A look at Lewis’s thinking on scientism indicates the D.I. interpretation is less than strict.

Some critics have incorrectly regarded That Hideous Strength as an attack on science. In this regard Faye Ann Crowell correctly draws attention to Lewis’s unpublished (in his own lifetime) reply to Professor J.B.S. Haldane’s highly critical review. Lewis answered Haldane’s criticism by explaining just what he was attacking: “Firstly, a certain view about values: the attack will be found, undisguised, in The Abolition of Man,” Lewis’s 100-page work of nonfiction on the same subject. The latter essay addresses the dangers Lewis saw in the twentieth century abandonment of traditional, objective values. Lewis’s second aim in That Hideous Strength was to illustrate the folly of devoting one’s life to gaining the power and prestige of belonging to a ruling clique or inner circle. Finally, Lewis continued, he was attacking not scientific planning, as Professor Haldane had thought, but the kind of planned society which first Adolf Hitler and then European Marxists had instituted: “the disciplined cruelty of some ideological oligarchy.”

Lewis aside, consider the practice of science is a method. Then by what other means are we to gain knowledge? We can go to our imaginations, and we can gain wondrous things—music, poetry, flights of fiction. However, these are not strictly new knowledge. Knowing the Discovery Institute, I would expect they want us to explore ancient philosophy to probe matters such as the origins of life. There is more.

How should governments government, and how should people conduct personal relationships. We see groups, the D.I. included, advocating for philosophies extracted from ancient texts. Marriage is defined, lifestyles need to conform to tradition, and prescribed rituals are to be followed. The source of this thinking is not reason and pragmatism but the ancient texts. But not, in fact, the ancient texts. The ancient texts are to be interpreted by those very ones who perceive reliance on science a threat. We suspect this reasoning is driven by personal preference. It is rule by edict in bald disguise, and it is definitely an abuse of science.

Abusing Science

Number 36 of a series

Once again I need to post an item on the topic of Abusing Science, and once again I turn to that reliable source, the creationists of Discovery Institute. Here is something directed to me from their Center for Science and Culture. The email service arrives regularly and is titled “Nota Bene.” Make what you want of the title, but here is a link from the email:


Before communication can begin, there must be an intention to communicate


If you give an infinite number of monkeys typewriters and allow them to type freely, will they eventually produce the works of Shakespeare? Call this the infinite monkey theorem (IMT), widely attributed to Thomas Henry Huxley (1825–1895), best remembered today as “Darwin’s Bulldog” for his defense of Darwin’s theory of evolution. In 2000, a tongue-in-cheek “protocol” for such an experiment was developed. Independently, in 2003, enterprising researchers gave a group of monkeys keyboards, in what they were willing to discuss as a test of the theory:

It is a shopworn challenge, and it centers on the random mutation aspect of Darwinian evolution. How, creationist argue, can a random process using finite resources produce well-crafted organisms? Richard Dawkins addresses the argument in his book, The Blind Watchmaker.

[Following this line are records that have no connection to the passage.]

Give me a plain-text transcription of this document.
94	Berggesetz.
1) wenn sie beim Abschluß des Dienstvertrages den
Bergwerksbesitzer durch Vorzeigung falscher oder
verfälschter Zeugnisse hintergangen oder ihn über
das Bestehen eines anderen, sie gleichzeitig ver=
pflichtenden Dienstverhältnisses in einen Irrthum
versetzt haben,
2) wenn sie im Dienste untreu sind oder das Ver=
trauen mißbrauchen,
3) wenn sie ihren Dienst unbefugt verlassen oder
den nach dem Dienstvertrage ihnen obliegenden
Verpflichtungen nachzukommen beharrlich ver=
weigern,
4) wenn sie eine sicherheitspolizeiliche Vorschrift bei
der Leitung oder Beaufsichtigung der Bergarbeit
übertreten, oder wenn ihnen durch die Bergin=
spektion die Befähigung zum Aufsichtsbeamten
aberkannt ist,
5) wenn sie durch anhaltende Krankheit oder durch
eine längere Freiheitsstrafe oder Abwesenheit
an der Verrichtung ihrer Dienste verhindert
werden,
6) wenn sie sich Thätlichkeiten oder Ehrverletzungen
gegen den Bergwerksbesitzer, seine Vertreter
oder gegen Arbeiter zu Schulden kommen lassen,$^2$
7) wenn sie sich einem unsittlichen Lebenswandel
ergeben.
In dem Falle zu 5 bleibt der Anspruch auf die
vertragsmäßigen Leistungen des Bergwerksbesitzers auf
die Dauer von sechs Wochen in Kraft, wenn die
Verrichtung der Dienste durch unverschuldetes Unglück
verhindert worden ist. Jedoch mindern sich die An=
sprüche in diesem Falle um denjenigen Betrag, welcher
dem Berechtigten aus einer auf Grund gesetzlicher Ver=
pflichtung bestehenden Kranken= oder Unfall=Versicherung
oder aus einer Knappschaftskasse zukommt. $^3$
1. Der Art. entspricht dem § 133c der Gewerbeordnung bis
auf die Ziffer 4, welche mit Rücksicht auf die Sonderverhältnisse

The resemblance of a cloud to a weasel is only mildly diverting, barely worth calling to the attention of our companion. Moreover, we are quite likely to change our mind about exactly what the cloud most resembles.

Hamlet. Do you see yonder cloud that’s almost in shape of a camel?

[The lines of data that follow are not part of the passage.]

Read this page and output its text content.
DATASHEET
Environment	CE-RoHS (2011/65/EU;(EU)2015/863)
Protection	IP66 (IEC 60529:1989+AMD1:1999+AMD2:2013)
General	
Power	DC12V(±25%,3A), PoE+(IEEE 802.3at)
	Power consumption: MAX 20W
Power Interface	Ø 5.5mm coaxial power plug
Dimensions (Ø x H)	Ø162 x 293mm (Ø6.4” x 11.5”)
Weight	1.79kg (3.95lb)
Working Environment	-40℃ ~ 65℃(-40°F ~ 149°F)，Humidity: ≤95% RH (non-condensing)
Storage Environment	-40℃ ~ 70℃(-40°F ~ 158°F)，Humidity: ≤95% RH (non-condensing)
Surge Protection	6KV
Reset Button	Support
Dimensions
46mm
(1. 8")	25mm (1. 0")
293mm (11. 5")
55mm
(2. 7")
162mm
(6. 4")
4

Polonius. By the mass, and ’tis like a camel, indeed.

Hamlet. Methinks it is like a weasel.

Polonius. It is backed like a weasel.

Dawkins, Richard. The Blind Watchmaker: Why the Evidence of Evolution Reveals a Universe without Design (pp. 65-66). W. W. Norton & Company. Kindle Edition.

Dawkins discusses how random permutation of a sequence of letters can eventually form Shakespeare’s line, “Methinks it is like a weasel.” He produced a computer simulation that did exactly that. However, his process incorporates a selection mechanism as required by Darwinian evolution. Dawkins’ process permutes letters in the initial string until a letter fits the required pattern, then the process stops permuting that letter and continues with the rest. In short order the process produces “Methinks it is like a weasel.”

Of course, nature does not act this way. Nature is likely to continue permuting a letter that already fits the expected pattern. Besides, nature does not have an expected pattern as a goal. And that is a thing that bothers the creationists. There must be a goal, or else Darwinian evolution cannot work. It is inside that goal Intelligent Design lives. The “intelligent” part of Intelligent Design has nothing to do with smarts. It’s all about goals. Goals are fed into the process from an external source—a source of intelligence.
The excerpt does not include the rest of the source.